In outline, there seem to be five types of mechanism involved in pain modulation by acupuncture.
Another way of thinking about chronic pain is as a form of faulty learning.
Not all kinds of memory are as useful as is acquired immunity. Sometimes it's just the opposite—think of autoimmune disease. Chronic pain is due to unwanted memory that has some resemblance to autoimmunity. It can be thought of a form of faulty learning, in which case pain relief by acupuncture is produced by erasure of the unwanted memory. The mechanism by which this happens is still not entirely clear but it may be connected with a phenomenon known as LTP.
Acupuncture may be a means of counteracting LTP in cases of chronic pain.
Acupuncture is normally done in conscious patients. (There is not much evidence to show that it works in patients who are unconscious.) Pain can be modulated by attention and expectation.
For example, Benedetti and colleagues induced pain by the injection of capsaicin into several body areas simultaneously while appling a placebo cream to just one of these areas. This produced analgesia only in the area to which the cream was applied; the effect was blocked by naloxone.
Most important, this specific effect is mediated by endogenous opioids, indicating that placebo-activated opioids do not act on the entire body but only on the part where expectancy is directed. This suggests that a highly organized and somatotopic network of endogenous opioids links expectation, attention, and body schema. [emphasis added] [Benedetti F, Arduino C, Amanzio M. Somatotopic activation of opioid systems by target-directed expectations of analgesia. The Journal of Neuroscience 1999;19(9):3639-3648.
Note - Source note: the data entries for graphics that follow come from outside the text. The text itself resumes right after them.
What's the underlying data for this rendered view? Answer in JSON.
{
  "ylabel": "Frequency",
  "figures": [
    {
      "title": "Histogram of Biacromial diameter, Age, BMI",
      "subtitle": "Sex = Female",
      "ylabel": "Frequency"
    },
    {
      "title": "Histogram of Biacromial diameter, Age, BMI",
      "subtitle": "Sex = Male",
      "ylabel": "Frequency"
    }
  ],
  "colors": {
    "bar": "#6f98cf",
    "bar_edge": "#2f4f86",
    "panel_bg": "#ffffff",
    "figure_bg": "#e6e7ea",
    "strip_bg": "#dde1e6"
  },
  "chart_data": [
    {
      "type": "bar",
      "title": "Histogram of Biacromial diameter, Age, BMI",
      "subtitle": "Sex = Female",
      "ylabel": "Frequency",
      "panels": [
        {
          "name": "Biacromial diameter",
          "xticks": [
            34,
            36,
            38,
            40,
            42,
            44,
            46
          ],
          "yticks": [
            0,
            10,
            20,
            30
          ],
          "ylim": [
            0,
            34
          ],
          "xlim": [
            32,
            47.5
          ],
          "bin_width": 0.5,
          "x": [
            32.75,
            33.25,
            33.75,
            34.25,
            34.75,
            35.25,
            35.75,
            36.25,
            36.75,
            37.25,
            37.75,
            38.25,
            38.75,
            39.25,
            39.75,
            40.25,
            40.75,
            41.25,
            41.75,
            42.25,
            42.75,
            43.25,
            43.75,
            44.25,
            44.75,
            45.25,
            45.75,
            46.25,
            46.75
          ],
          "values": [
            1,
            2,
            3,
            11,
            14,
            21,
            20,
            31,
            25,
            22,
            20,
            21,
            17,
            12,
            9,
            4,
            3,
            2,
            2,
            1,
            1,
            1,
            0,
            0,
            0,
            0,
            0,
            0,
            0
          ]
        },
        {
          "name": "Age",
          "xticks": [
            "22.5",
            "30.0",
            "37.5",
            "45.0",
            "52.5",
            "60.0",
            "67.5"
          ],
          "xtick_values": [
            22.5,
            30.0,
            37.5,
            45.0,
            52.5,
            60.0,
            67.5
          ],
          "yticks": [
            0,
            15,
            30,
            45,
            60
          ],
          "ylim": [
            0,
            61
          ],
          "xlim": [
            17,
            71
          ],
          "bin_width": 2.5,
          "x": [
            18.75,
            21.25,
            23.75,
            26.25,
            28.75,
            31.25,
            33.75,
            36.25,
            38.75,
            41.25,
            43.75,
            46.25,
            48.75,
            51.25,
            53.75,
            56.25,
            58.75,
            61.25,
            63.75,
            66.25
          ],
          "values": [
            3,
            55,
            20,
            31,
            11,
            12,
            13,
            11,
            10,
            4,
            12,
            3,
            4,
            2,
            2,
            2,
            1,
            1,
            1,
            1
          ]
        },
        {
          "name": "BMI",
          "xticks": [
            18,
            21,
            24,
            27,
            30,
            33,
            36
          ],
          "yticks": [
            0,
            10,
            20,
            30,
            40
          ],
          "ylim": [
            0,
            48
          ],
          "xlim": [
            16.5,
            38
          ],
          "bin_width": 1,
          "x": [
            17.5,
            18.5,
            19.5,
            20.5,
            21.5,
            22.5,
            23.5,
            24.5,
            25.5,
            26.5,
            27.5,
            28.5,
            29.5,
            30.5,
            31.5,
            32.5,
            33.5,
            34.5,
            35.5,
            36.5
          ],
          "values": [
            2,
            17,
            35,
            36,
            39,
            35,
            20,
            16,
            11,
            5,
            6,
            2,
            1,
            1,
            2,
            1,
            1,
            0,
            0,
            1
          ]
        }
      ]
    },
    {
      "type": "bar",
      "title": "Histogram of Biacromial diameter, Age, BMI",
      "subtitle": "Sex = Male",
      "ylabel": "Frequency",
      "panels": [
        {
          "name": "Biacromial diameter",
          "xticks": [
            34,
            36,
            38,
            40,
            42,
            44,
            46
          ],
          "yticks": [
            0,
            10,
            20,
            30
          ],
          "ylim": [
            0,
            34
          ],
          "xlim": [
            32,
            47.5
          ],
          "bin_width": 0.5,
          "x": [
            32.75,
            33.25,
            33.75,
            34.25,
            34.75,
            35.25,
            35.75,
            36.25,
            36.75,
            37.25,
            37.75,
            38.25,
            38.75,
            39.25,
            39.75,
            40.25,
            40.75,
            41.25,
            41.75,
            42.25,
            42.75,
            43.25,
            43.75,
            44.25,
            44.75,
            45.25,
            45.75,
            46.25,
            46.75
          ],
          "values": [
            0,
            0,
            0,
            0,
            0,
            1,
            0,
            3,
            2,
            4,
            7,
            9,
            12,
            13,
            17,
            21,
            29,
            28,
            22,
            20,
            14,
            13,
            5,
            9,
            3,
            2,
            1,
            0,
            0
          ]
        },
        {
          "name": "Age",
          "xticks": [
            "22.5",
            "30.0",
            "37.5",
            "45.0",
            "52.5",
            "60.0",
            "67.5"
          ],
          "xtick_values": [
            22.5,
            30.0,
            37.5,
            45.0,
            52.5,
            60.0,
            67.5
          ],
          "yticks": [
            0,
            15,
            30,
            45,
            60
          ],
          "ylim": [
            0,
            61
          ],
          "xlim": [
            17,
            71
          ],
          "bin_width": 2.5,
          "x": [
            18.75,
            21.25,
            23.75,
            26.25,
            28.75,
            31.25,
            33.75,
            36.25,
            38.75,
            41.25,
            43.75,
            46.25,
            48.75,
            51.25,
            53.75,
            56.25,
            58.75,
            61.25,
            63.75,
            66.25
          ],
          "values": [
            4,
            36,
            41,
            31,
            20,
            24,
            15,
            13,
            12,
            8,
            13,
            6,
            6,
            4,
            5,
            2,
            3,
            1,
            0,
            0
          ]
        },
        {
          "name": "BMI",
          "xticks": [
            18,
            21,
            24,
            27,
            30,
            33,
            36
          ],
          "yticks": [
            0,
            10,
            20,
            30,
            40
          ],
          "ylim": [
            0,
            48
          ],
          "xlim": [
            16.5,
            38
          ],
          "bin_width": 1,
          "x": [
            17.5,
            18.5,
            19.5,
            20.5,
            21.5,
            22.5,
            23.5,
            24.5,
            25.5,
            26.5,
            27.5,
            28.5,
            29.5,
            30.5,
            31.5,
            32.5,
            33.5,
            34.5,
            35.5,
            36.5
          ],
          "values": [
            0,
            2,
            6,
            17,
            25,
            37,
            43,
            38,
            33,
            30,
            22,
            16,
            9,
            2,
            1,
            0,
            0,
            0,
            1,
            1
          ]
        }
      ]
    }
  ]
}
The important thing to keep in mind is that there is more to acupuncture than the needles. An acupuncture session usually involves a preliminary examination for myofascial trigger points, for example—in other words touching the patient. There may also be the sight of the needles being inserted. And of course there is the information aspect—what the patient understands about what is happening. All these features, as well as others that neither the acupuncturist nor the patient may be fully aware of, influence the outcome. This means that acupuncture should be thought of as a form of multisensory analgesia.
This is a relatively new idea although the first example, the gate theory of pain, which gave rise to treatments such as transcutaneous electrical nerve stimulation (TENS), dates from the 1960s. But we now know that other sensory inputs can also modulate pain, including stimulation of the cochlear vestibular apparatus and vision. These observations have led to the concept of multisensory analgesia, whose relevance to acupuncture seems likely to be far-reaching.
It is difficult if not impossible to isolate the contribution of the needles from that of the other elements of acupuncture in the clinical setting. Still, there is no doubt that needle stimulation has particular effects that are not produced, or not so reliably produced, by other kinds of sensory stimulation. Moreover, not all needle stimulation is of equal effect; for example, periosteal (bone) needling and subcutaneous needling are not equivalent.
What this amounts to is that there is nothing magic about the needles. Acupuncture is a form of manual therapy that has much in common with osteopathy, chiropractic, and physiotherapy, all of which involve touching the patient and have effects which are often quite similar to acupuncture effects. But needles can produce responses that are difficult or sometimes impossible to produce in other ways.